Milan, Montella: “Sono legato a Firenze. Bertolacci? Lungo stop”

montella1

Il tecnico del Milan, Vincenzo Montella, ha parlato in conferenza stampa alla vigilia della partita contro la Fiorentina. Ecco le sue parole:

Sulla campagna acquisti:
A Firenze il primo anno cambiammo 18 giocatori, ma alla società interessava riconquistare i tifosi attraverso il gioco, al Milan sono molto motivato, sono felice di lavorare con questi calciatori, per me è stimolante“.

Sul congedo a Firenze:
Mi è dispiaciuto molto perchè penso di essere stato corretto con la società. Sapendo le capacità di investimento e di strategie per il futuro mi sono sentito di andare via. Però sono stato sincero, per me era finito un ciclo con la Fiorentina. Credo che bisogna essere motivati per allenare una squadra e io non ero in quelle condizioni. C’è stato un rapporto splendido a Firenze“.

Sugli acquisti:
“Gomez ha giocato, Sosa ha giocato, Pasalic no perchè si sta allenando con continuità ma veniva da 5 mesi in cui aveva giocato poco“.

Su Calabria:
Giovane importante, è stata una scelta condivisa con la società di trattenerlo perchè ha grosse potenzialità, nonostante la concorrenza sulle fasce“.

Su Bacca:
Penso solo a come sfruttarlo al meglio, spero di dargli istruzioni di come sfruttare la squadra“.

Su Berlusconi:
E’ contento del nostro lavoro“.

Su Bertolacci:
Rispecchia le caratteristiche giuste per stare nel nostro contesto purtroppo l’infortunio è lungo, nelle prime settimane stava crescendo. E’ un’assenza che dispiace, nella prossima settimana, lui Mati e Zapata faranno ulteriori controlli“.

Su Firenze:
Ritorno volentieri, poi dopo mi fermo anche in città a prescindere dall’esito della gara. Sono legato alla città, ho tanti amici. Sono felice di ritornarci“.

Su Bacca:
Se ha più collaborazione può esprimersi meglio, negli ultimi 30 metri devono avere libertà di interpretazione ma devono essere anche posizionati nel modo giusto. Sta crescendo molto come gli altri ragazzi“.

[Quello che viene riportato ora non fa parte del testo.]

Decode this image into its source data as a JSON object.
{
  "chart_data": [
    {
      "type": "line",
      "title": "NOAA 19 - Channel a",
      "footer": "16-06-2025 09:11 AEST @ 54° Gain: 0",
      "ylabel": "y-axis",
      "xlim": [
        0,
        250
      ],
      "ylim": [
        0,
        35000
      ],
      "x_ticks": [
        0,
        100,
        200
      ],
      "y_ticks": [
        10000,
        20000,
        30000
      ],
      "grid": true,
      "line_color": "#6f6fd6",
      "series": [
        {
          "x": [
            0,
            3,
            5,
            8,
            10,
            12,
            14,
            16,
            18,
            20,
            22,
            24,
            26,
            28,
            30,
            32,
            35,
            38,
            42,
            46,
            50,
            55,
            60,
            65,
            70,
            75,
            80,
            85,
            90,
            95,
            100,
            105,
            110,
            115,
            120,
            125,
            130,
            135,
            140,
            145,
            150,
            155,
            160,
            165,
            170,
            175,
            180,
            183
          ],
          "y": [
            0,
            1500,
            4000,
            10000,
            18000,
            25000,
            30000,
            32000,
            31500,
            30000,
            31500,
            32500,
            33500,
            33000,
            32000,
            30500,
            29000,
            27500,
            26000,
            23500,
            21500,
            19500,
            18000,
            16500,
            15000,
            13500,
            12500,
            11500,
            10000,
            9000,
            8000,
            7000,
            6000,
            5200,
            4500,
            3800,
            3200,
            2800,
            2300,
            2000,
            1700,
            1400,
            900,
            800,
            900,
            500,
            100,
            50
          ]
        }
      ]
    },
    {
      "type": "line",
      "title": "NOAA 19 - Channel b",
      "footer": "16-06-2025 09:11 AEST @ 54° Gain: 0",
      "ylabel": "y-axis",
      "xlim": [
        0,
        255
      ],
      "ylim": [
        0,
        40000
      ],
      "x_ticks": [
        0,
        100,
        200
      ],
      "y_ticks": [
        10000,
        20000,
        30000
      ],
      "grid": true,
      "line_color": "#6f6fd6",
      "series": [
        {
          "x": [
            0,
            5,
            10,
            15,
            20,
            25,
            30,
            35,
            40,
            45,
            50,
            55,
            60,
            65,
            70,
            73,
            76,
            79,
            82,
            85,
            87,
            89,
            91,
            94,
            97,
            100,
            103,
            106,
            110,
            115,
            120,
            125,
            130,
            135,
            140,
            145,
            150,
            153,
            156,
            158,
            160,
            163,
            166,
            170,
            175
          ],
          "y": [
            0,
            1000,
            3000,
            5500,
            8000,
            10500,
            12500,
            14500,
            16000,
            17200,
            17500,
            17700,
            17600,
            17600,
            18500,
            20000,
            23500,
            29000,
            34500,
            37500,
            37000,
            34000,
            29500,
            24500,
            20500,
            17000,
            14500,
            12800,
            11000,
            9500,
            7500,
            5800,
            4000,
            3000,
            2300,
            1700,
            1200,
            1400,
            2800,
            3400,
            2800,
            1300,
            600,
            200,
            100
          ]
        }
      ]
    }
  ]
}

Sulle parole di Borja Valero:
Ci siamo tolti insieme tante soddisfazioni, è stato il simbolo della squadra che allenavo, c’è un grande rapporto“.

Sul gioco:
La presunzione è dare qualcosa in più a livello di gioco, sono ottimista perchè genere anche energia ai giocatori. Ero, sono e sarò ottimista“.

Sul Milan giovane:
Un allenatore è contento a prescindere di vincere, se poi lo fa con i giovani allora si è molto fieri, e deve esserlo anche i club. L’allenatore poi può sfruttare questa base di giovani e portarli avanti“.

Sulla gara con la Fiorentina:
Siamo concentrati su questa gara difficile, forse più complicata rispetto a Lazio e Samp, difficoltà alta e dobbiamo essere pronti, possiamo vedere quanto la squadra stia crescendo“.